Нам не известно достоверно, когда императрица впервые обратила внимание на будущего фельдмаршала; но, скорее всего еще в 1765 году, когда Кутузов, вернувшись из польского похода и служа под Петербургом, периодически нес почетный караул в Зимнем дворце. Не случайно же немногим позже он, восемнадцатилетний, будучи всего лишь в чине штабс-капитана вдруг оказался в составе Уложенной комиссии, составлявшей свод законов Российского государства. Неожиданный виток в карьере, не правда ли? И весьма почетный! Однако почет почетом, но три года спустя комиссия прекратила свою работу (кстати, так и не доведя ее до конца), а Кутузов надолго исчез из поля зрения Екатерины, вернувшись на поля сражений.

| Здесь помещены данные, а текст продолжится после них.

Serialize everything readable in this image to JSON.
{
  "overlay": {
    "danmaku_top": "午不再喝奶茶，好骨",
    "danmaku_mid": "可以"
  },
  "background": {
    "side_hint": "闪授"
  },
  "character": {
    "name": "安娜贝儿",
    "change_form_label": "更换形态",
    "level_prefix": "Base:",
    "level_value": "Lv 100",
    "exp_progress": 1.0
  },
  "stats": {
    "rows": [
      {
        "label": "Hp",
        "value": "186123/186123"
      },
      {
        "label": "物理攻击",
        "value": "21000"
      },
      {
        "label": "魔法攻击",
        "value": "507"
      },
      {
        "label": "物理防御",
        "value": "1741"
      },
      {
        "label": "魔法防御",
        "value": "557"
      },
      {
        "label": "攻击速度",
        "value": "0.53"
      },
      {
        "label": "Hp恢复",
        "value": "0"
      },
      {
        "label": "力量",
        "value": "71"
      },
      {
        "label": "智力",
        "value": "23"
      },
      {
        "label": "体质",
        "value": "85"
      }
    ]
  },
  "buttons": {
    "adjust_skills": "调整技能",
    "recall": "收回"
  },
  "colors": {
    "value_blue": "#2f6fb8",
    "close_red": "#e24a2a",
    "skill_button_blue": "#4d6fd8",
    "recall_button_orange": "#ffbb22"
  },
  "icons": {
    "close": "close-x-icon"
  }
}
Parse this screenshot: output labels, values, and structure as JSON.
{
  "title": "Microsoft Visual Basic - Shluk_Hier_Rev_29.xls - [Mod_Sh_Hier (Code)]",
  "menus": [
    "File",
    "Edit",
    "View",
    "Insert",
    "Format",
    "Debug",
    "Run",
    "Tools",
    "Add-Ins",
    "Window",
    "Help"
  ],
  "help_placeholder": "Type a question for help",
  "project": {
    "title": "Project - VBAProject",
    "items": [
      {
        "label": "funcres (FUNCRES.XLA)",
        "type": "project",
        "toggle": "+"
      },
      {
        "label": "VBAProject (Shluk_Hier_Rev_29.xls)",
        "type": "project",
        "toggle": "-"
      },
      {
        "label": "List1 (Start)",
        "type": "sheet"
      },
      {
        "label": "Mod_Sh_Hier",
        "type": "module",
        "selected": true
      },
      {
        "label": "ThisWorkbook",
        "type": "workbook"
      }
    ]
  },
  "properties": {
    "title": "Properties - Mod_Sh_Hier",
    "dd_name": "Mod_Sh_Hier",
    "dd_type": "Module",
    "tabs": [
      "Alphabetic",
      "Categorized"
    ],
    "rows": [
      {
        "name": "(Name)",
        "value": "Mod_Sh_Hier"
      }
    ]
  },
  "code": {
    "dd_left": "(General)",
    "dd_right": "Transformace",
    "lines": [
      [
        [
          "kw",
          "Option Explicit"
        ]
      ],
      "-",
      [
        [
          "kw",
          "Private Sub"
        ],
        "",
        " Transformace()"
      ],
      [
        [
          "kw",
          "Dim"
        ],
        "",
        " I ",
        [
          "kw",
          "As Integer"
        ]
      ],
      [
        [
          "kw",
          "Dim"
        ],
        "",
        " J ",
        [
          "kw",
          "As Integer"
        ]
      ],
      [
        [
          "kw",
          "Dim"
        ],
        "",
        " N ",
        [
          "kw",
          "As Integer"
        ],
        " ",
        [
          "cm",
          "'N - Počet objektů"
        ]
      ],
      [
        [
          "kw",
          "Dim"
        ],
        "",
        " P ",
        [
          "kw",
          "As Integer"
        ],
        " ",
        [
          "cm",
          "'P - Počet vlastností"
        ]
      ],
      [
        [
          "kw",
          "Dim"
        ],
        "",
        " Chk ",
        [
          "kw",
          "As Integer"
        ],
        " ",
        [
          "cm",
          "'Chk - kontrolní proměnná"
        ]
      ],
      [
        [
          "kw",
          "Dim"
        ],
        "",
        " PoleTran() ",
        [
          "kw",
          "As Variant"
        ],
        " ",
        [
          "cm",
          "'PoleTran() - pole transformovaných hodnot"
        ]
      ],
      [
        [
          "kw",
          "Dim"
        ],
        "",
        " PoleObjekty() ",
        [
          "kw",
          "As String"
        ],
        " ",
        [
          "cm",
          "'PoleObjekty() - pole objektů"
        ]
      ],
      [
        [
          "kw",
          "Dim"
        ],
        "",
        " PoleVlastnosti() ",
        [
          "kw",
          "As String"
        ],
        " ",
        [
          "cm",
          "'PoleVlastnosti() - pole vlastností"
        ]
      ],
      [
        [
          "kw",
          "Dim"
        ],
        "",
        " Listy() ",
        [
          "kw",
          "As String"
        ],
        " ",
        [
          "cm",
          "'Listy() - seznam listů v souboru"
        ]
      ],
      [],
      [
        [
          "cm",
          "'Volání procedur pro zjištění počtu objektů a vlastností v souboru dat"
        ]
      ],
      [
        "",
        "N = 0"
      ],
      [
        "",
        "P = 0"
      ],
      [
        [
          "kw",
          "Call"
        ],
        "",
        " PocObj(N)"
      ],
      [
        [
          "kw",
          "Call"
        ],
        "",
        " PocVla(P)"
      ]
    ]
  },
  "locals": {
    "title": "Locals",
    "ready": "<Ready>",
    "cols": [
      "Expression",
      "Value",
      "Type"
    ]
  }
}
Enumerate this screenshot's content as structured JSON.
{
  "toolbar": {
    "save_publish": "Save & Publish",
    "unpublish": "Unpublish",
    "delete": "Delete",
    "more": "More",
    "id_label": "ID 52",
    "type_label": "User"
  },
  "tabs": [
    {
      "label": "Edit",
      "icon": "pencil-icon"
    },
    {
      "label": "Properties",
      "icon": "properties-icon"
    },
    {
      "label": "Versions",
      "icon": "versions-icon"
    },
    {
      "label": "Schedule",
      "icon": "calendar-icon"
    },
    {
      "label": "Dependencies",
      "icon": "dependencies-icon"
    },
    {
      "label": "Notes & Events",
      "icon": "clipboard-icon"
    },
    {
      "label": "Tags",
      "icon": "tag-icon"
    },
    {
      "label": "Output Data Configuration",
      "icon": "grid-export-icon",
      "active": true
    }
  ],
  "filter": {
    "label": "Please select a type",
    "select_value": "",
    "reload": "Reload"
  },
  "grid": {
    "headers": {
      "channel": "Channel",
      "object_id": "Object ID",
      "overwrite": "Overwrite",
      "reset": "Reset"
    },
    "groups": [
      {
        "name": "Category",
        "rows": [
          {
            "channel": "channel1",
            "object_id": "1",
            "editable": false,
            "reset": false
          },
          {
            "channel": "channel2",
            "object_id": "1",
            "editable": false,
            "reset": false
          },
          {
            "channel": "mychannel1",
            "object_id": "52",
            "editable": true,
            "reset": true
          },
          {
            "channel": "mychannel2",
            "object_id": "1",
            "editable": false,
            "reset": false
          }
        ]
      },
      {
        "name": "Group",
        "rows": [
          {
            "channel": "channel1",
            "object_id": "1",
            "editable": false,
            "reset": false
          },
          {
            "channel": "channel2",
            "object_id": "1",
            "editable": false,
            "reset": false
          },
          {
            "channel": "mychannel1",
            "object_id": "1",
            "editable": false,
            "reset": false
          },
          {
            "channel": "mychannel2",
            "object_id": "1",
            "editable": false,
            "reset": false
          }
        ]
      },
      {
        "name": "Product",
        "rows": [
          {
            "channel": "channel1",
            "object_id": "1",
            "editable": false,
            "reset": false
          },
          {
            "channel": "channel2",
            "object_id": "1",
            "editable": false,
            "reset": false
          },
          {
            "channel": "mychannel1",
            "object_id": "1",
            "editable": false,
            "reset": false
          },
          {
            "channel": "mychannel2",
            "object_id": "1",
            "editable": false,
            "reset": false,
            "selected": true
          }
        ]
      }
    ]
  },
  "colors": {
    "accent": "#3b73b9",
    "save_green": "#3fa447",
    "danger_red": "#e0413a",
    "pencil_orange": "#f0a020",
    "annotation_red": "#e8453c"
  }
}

Императрица могла бы больше и не вспомнить об умном и обаятельном офицере, на котором когда-то остановила свой взгляд, но… поистине, турецкий янычар, простреливший Кутузову голову, оказал ему неоценимую услугу! Реляция Долгорукова – смутное воспоминание – решение о награде – и, в итоге офицер вновь предстает перед своей государыней. Она пристально всматривается в него, склонившегося в почтительном поклоне, и видит, что Кутузов – один из тех редких людей, которым годы идут только на пользу. Это, несомненно, признак ума, и Екатерина удостаивает подполковника беседой. Прогуливаясь с ним по дворцовой оранжерее и слушая повествование о событиях в Тавриде, она неоднократно ловит себя на мысли о том, что находится в театре, и внимает монологу талантливого актера. Как он умеет приковать к себе внимание! До чего красноречив! А это непринужденное, живое обхождение с собеседником! Его отнюдь не сковывает ее высочайший в империи статус, но все подобающее императрице почтение Кутузов выказывает ей безупречно. И весьма грациозно при том.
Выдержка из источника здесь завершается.